Personality and Music Preferences

This article is pretty frickin' interesting (HT: Sullivan). I always had a pet theory that you should be able to learn about someone's personality by their music preferences. I bet a lot of people had that theory. It turns out there's some data to back it up. Factor analysis on musical preference data yields four large dimensions along which music preference tends to vary:
  1. "Reflective and Complex," which included the genres blues, jazz, classical, and folk
  2. "Intense and Rebellious," which included rock, alternative, and heavy metal
  3. "Upbeat and Conventional," including country, sound tracks, religious, and pop
  4. "Energetic and Rhythmic," including rap and hip/hop, soul and funk, as well as electronica and dance.

Then:

...they looked at the correlation between the different dimensions of musical preferences and different personality traits using several different measures of personality, including the Big Five Index, tests of social dominance, and tests of communication styles. The results indicated that the different dimensions of musical preferences do in fact correlate with different personality features. Here's a summary of the results (from pp. 1248-1249):

  • Reflective and Complex: positively correlated with openness to experience, "self-perceived intelligence," verbal ability, emotional stability, and political liberalism. Negatively correlated with "social dominance orientation," political conservatism, wealth, and athleticism.
  • Intense and Rebellious: positively correlated with openness to experience, extroversion, athleticism, "self-perceived intelligence,""social dominance orientation," and verbal ability.
  • Upbeat and Conventional: positively correlated with extraversion, agreeableness, conscientiousness, self-esteem, political conservatism, physical attractiveness (self-perceived), wealth, and athleticism. Negatively correlated with emotional stability, openness to experience, "social dominance orientation," depression, political liberalism, intelligence, and verbal ability.
  • Energetic and Rhythmic: Positively correlated with extraversion, agreeableness, political liberalism, physical attractiveness, and athleticism. Negatively correlated with "social dominance orientation" and political conservatism.

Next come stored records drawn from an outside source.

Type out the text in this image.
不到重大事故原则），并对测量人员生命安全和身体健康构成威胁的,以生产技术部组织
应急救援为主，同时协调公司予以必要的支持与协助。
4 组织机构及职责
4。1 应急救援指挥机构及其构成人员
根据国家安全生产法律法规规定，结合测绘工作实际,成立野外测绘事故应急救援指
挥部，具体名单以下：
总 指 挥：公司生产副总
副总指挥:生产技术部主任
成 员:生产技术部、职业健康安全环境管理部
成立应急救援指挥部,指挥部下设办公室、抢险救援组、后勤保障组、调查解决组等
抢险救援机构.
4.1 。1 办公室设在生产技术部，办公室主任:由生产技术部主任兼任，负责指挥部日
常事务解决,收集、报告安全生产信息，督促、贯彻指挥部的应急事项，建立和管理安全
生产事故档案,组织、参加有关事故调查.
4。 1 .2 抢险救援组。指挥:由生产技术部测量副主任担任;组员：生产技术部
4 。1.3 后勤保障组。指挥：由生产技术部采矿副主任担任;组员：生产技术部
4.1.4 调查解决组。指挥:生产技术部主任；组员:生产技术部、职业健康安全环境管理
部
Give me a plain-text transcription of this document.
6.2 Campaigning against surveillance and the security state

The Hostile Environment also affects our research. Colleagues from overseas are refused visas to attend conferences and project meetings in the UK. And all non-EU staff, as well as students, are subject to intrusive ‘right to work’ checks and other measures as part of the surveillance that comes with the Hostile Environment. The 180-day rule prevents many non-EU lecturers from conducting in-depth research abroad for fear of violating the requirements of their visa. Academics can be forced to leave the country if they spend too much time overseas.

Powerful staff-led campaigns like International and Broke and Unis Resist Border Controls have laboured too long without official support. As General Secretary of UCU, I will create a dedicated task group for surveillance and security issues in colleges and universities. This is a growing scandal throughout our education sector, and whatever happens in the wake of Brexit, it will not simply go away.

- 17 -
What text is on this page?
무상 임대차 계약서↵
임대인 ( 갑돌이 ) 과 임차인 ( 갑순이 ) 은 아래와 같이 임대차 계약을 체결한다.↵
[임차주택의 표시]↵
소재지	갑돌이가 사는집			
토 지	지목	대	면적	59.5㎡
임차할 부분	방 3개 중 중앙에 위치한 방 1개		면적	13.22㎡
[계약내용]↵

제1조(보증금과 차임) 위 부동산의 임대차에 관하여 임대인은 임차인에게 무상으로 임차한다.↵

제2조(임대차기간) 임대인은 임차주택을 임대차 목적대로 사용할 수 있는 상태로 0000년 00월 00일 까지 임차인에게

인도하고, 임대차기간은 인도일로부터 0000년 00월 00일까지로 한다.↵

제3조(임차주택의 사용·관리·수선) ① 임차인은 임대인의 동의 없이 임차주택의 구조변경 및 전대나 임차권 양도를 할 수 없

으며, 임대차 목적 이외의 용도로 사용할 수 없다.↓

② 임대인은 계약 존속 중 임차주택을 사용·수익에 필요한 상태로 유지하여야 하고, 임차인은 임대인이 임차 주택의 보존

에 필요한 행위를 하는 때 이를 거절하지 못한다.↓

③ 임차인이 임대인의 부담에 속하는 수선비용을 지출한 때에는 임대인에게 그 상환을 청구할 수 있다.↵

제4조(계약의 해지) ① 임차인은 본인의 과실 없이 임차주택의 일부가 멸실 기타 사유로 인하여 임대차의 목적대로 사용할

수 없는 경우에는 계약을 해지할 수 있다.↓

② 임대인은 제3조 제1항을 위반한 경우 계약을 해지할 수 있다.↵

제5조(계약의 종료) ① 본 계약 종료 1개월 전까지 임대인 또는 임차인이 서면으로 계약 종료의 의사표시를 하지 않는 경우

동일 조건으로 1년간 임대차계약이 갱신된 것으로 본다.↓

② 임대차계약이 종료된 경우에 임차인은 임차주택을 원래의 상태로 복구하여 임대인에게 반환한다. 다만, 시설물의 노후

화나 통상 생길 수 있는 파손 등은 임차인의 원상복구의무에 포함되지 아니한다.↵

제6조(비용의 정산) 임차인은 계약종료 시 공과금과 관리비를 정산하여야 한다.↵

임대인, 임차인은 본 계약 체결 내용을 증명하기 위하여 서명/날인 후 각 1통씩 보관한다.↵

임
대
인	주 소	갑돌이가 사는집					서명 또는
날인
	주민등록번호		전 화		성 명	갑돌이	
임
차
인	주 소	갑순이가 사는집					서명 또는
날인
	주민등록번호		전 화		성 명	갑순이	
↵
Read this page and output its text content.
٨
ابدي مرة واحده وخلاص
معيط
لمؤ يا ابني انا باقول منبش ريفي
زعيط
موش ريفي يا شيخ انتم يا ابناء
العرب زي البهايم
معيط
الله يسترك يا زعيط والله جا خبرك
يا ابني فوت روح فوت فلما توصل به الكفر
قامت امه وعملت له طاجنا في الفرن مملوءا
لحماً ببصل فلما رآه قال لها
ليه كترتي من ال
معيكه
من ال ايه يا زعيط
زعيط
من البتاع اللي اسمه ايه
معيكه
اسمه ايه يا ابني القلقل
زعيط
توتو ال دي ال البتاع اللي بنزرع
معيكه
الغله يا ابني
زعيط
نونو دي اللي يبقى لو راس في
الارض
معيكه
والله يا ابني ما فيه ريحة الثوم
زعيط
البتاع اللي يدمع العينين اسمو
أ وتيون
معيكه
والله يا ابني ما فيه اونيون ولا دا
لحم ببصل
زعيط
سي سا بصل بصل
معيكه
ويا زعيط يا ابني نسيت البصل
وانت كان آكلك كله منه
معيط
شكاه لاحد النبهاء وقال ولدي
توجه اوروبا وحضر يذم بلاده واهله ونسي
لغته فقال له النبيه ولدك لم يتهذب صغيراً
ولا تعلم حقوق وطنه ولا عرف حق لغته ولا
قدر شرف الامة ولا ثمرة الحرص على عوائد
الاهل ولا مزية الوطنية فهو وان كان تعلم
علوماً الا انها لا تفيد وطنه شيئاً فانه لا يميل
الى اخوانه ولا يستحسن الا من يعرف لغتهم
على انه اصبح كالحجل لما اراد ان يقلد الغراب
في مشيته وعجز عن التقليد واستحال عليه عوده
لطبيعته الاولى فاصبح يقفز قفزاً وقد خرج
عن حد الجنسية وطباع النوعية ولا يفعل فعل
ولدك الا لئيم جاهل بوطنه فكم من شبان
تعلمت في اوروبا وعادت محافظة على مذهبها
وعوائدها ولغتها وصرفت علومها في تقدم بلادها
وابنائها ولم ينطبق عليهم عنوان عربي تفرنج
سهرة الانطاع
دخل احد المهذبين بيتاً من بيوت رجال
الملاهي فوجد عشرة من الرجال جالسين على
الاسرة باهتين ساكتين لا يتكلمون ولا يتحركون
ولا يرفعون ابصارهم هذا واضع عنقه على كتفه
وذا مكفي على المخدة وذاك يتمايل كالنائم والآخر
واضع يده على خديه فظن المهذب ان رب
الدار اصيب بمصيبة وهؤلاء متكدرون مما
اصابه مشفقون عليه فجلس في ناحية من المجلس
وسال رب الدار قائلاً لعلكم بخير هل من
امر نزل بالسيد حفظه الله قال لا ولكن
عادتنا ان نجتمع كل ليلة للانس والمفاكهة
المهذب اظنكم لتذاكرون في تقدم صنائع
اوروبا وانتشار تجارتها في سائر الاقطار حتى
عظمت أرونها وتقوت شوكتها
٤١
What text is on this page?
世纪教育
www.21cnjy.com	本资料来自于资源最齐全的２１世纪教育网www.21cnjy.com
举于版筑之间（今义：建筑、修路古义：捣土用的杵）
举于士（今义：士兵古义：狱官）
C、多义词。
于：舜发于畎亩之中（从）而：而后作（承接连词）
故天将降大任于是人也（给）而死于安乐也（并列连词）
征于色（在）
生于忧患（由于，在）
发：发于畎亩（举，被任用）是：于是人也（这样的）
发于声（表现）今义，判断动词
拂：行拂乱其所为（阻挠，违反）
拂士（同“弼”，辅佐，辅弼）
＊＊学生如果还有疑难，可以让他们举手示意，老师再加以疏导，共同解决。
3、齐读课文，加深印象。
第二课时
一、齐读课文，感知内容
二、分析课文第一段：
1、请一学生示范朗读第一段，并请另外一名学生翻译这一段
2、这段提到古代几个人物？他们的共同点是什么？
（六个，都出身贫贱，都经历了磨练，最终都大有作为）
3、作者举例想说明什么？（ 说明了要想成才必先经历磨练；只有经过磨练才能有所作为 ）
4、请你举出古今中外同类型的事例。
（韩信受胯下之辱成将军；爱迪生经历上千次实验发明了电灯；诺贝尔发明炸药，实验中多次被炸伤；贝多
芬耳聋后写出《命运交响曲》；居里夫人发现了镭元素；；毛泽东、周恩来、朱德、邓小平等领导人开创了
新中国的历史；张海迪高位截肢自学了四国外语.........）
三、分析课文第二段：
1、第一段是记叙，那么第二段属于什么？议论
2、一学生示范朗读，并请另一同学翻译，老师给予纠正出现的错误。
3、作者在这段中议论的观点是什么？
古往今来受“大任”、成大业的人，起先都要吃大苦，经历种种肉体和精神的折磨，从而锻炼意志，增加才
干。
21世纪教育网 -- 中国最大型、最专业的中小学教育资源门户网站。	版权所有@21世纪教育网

In short, people who listen to jazz are smart, liberal, adventurous, and poor; people who listen to heavy metal are smart, liberal, adventurous, athletic, and prone to social dominance; people who listen to Madonna or the "Dancing With Wolves" soundtrack are agreeable, conscientious, conservative, rich, happy, dumb, emotionally unstable, and hot; and people who listen to hip hop are extraverted, agreeable, liberal, athletic, and hot. Well, those are the tendencies at least (I've known some smart Madonna fans, though I have to say that they were pretty emotionally unstable).

Looking at the four dimensions above, I would guess my preferences are pretty strong on #1 (and increasing as I get older), moderately strong on #2, (but decreasing with age), fairly weak on #3, and very weak on #4. This does seem to correlate well with what I think my personality is.

The article goes on to examine how people use music preferences to judge other people, and how there is some accuracy in doing so. Fascinating. So I guess the take-away from all this is: list lots of specific music preferences in your Match.com profile, as this is very useful personality information.

Comments

Anthony said…
So what happens when you have an eclectic taste in music? MPD? Unformed personality?
Anonymous said…
This doesn't seem to fit me very well.
Anonymous said…
I don't buy this. First, there's way too much overlap in the personality categories, making them not that useful. Second, I wonder who they studied that jazz and classical music were NOT associated with wealth. That certainly hasn't been my experience - I've observed that people who love classical and jazz tend to be quite well off, or at least of a higher SES (i.e. could have high SES due to education but relatively modest income). Third, how does age factor into all of this? When I was younger, I could tolerate some screaming in my music, and "moshing" in my dancing, but now I prefer mellower tunes and the thought of bumping up against sweaty strangers is a lot less appealing - has my personality changed? Or am I just growing older much in the same way that most folks do?
Anonymous said…
I'm the opposite. Fsr, the older I get, the more I tolerate screaming in my music. I must be broken or something.